Step 3 — Unknown input, the first algorithm.

This step is usually too advanced for 6-7 year olds. (there is enough material above for a full lesson for younger students.) YMMV about the age, your call.

For this step, either define the problem as sort the cards, and start with 3 cards, or for a younger group, define the problem as extract the max — put the largest card all the way at the (right) end.

We must also introduce the conditional swap now. This instruction replaces the previous swap instruction — it only swaps the cards if the larger card was on the lefthand side, such that after this instruction the larger card will be on the righthand side whether they were swapped or not.

If we issue the instruction “Conditional Swap” when the table looks like it does in figure 5 above, the cards are swapped and the result is as seen in figure 6 but, if we issue it again, nothing happens, the larger card remains on the right.

This exercise is the main part of the lesson, the groups will try and fail several times. Do not skip this, let the groups come up with ideas, walk around the room as they do so. Figure out which group has an idea that works on most but not all inputs. Bring that program up, write it on the board. Show how it works on the input that it was tested on, ask other groups if they can show an example of “input” (card order at the start) for which this fails.
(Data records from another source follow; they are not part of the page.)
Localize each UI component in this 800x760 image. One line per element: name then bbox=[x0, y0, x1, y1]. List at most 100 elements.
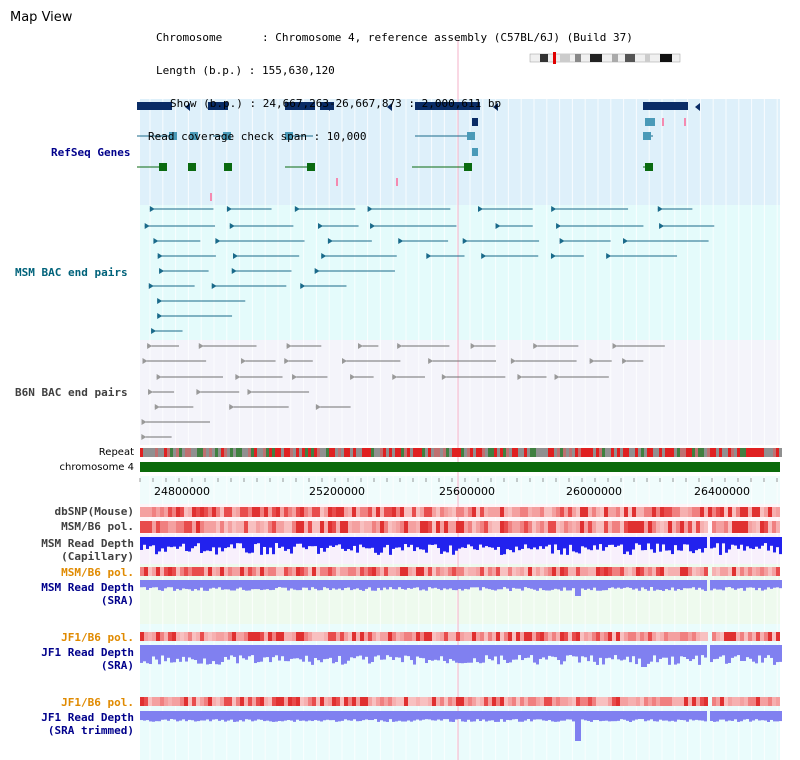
heat-cell bbox=[432, 697, 436, 706]
depth-bar bbox=[479, 645, 482, 664]
msm-bac-label[interactable]: MSM BAC end pairs bbox=[15, 266, 128, 279]
heat-cell bbox=[380, 697, 384, 706]
repeat-cell bbox=[629, 448, 632, 457]
depth-bar bbox=[659, 537, 662, 552]
depth-bar bbox=[425, 537, 428, 553]
heat-cell bbox=[640, 632, 644, 641]
heat-cell bbox=[420, 567, 424, 576]
chromosome-track-label: chromosome 4 bbox=[59, 462, 134, 473]
heat-cell bbox=[392, 521, 396, 533]
heat-cell bbox=[772, 507, 776, 517]
heat-cell bbox=[180, 507, 184, 517]
repeat-cell bbox=[668, 448, 671, 457]
depth-bar bbox=[527, 711, 530, 720]
depth-bar bbox=[440, 537, 443, 554]
depth-bar bbox=[341, 580, 344, 591]
heat-cell bbox=[164, 521, 168, 533]
depth-bar bbox=[269, 711, 272, 722]
heat-cell bbox=[664, 521, 668, 533]
depth-bar bbox=[611, 711, 614, 722]
ideogram-band bbox=[612, 54, 618, 62]
heat-cell bbox=[160, 567, 164, 576]
depth-bar bbox=[554, 711, 557, 722]
repeat-cell bbox=[245, 448, 248, 457]
heat-cell bbox=[404, 697, 408, 706]
heat-cell bbox=[420, 632, 424, 641]
depth-bar bbox=[200, 711, 203, 721]
heat-cell bbox=[148, 507, 152, 517]
heat-cell bbox=[448, 507, 452, 517]
heat-cell bbox=[332, 632, 336, 641]
heat-cell bbox=[684, 507, 688, 517]
heat-cell bbox=[648, 521, 652, 533]
heat-cell bbox=[744, 507, 748, 517]
depth-bar bbox=[149, 580, 152, 589]
heat-cell bbox=[772, 697, 776, 706]
heat-cell bbox=[176, 697, 180, 706]
b6n-end bbox=[533, 343, 539, 349]
refseq-genes-label[interactable]: RefSeq Genes bbox=[51, 146, 131, 159]
depth-bar bbox=[350, 537, 353, 551]
repeat-cell bbox=[446, 448, 449, 457]
depth-bar bbox=[746, 711, 749, 720]
bac-end bbox=[148, 283, 154, 289]
heat-cell bbox=[612, 697, 616, 706]
heat-cell bbox=[316, 632, 320, 641]
heat-cell bbox=[672, 507, 676, 517]
depth-bar bbox=[530, 711, 533, 722]
bac-end bbox=[321, 253, 327, 259]
repeat-cell bbox=[662, 448, 665, 457]
depth-bar bbox=[353, 537, 356, 546]
heat-cell bbox=[188, 521, 192, 533]
depth-bar bbox=[644, 645, 647, 667]
depth-bar bbox=[344, 711, 347, 720]
depth-bar bbox=[500, 645, 503, 656]
heat-cell bbox=[584, 521, 588, 533]
depth-bar bbox=[362, 711, 365, 721]
depth-bar bbox=[305, 580, 308, 588]
repeat-cell bbox=[617, 448, 620, 457]
heat-cell bbox=[668, 567, 672, 576]
depth-bar bbox=[632, 711, 635, 721]
repeat-cell bbox=[365, 448, 368, 457]
depth-bar bbox=[743, 580, 746, 591]
heat-cell bbox=[532, 567, 536, 576]
heat-cell bbox=[292, 521, 296, 533]
heat-cell bbox=[636, 521, 640, 533]
depth-bar bbox=[746, 645, 749, 658]
b6n-bac-label[interactable]: B6N BAC end pairs bbox=[15, 386, 128, 399]
heat-cell bbox=[764, 521, 768, 533]
heat-cell bbox=[560, 697, 564, 706]
depth-bar bbox=[575, 537, 578, 553]
heat-cell bbox=[664, 632, 668, 641]
depth-bar bbox=[533, 580, 536, 590]
depth-bar bbox=[227, 645, 230, 660]
depth-bar bbox=[662, 645, 665, 658]
depth-bar bbox=[356, 537, 359, 553]
msm-b6-pol-label-2: MSM/B6 pol. bbox=[61, 566, 134, 579]
depth-bar bbox=[536, 537, 539, 550]
heat-cell bbox=[224, 632, 228, 641]
depth-bar bbox=[512, 580, 515, 588]
heat-cell bbox=[396, 507, 400, 517]
depth-bar bbox=[734, 580, 737, 590]
heat-cell bbox=[644, 507, 648, 517]
heat-cell bbox=[280, 632, 284, 641]
depth-bar bbox=[518, 711, 521, 722]
depth-bar bbox=[488, 537, 491, 548]
depth-bar bbox=[473, 580, 476, 588]
heat-cell bbox=[336, 567, 340, 576]
depth-bar bbox=[506, 711, 509, 720]
depth-bar bbox=[296, 537, 299, 544]
depth-bar bbox=[422, 711, 425, 720]
depth-bar bbox=[386, 580, 389, 590]
heat-cell bbox=[168, 507, 172, 517]
depth-bar bbox=[296, 645, 299, 659]
depth-bar bbox=[272, 645, 275, 658]
heat-cell bbox=[276, 507, 280, 517]
depth-bar bbox=[359, 711, 362, 722]
heat-cell bbox=[488, 567, 492, 576]
depth-bar bbox=[266, 711, 269, 721]
heat-cell bbox=[592, 632, 596, 641]
repeat-cell bbox=[611, 448, 614, 457]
An example program that works on most inputs (for three cards, starting on the two leftmost cards) might be

  • Conditional Swap
  • Move Right
  • Conditional Swap

It will work on [2, 3, 4], [2, 4, 3], [3, 2, 4], and [4, 2, 3]

Step 4 — Adversarial input, try to break it.

It will not work on [4, 3, 2] and [3, 4, 2] .
For it to work on those, we need to add a Move Left and a Conditional Swap.

Discussion for 3–4:

But how can we be sure it is right?
One way is to test all possible inputs.

Testing all possible inputs for sorting is only feasible on very small inputs, but it is a super valid way to prove that our program that sorts 3 cards is correct (no matter which order the 3 cards are presented in).

At this stage we can talk about the Algorithm, or General Ideaᵀᴹ . Up until now we wrote a series of instructions to deal with specific input, now we must come up with an idea that will work on any input. We must be able to reason about the problem in an abstracted way.

For example, we can break the problem down into two steps.
Step 1. make sure that the largest card is placed in the rightmost position
Step 2. make sure that the last two cards are sorted.

Step 1 may be achieved by starting at the leftmost location, performing a conditional swap, then moving right, one step at a time, each time performing another bubble sort. by the time we’ve reached the end (in the case of 3 cards this takes a single move) we can be sure that the largest card is in its place. (because no matter where it started, at some point the robot got to it, and from that point on, it kept moving it right, by swapping it).

Step 2 is easy, just move left to get the two cards, and conditional swap them.

In general if there were more than three cards, we’d add a step similar to step 1, move the second largest card to the second spot, etc.

We’ve just rediscovered bubble sort.

The printout lesson plans contain other expansions, such as computational complexity. etc. It also suggests when and how to move to more cards. Enjoy. (and lmk if you have comments.)


Thanks to Mark Dittmer for the initial idea and discussions around development, and Sergei for helping develop the delivery.
This program is being maintained and delivered by the Laura and the Toogler (Teaching Googler)-WAT team.

[1] At the Google office in Waterloo we’d get a lot of requests for school tours. School kids don’t really appreciate the design philosophy expressed with a new-glass-and-steel-decor atop a century old industrial brick building; and while the lounge with a playstation and arcade games is a cool impressive feature, it isn’t really worth the trip. Some of the teachers were impressed with the micro-kitchen budget, but kids have no idea what cashews cost.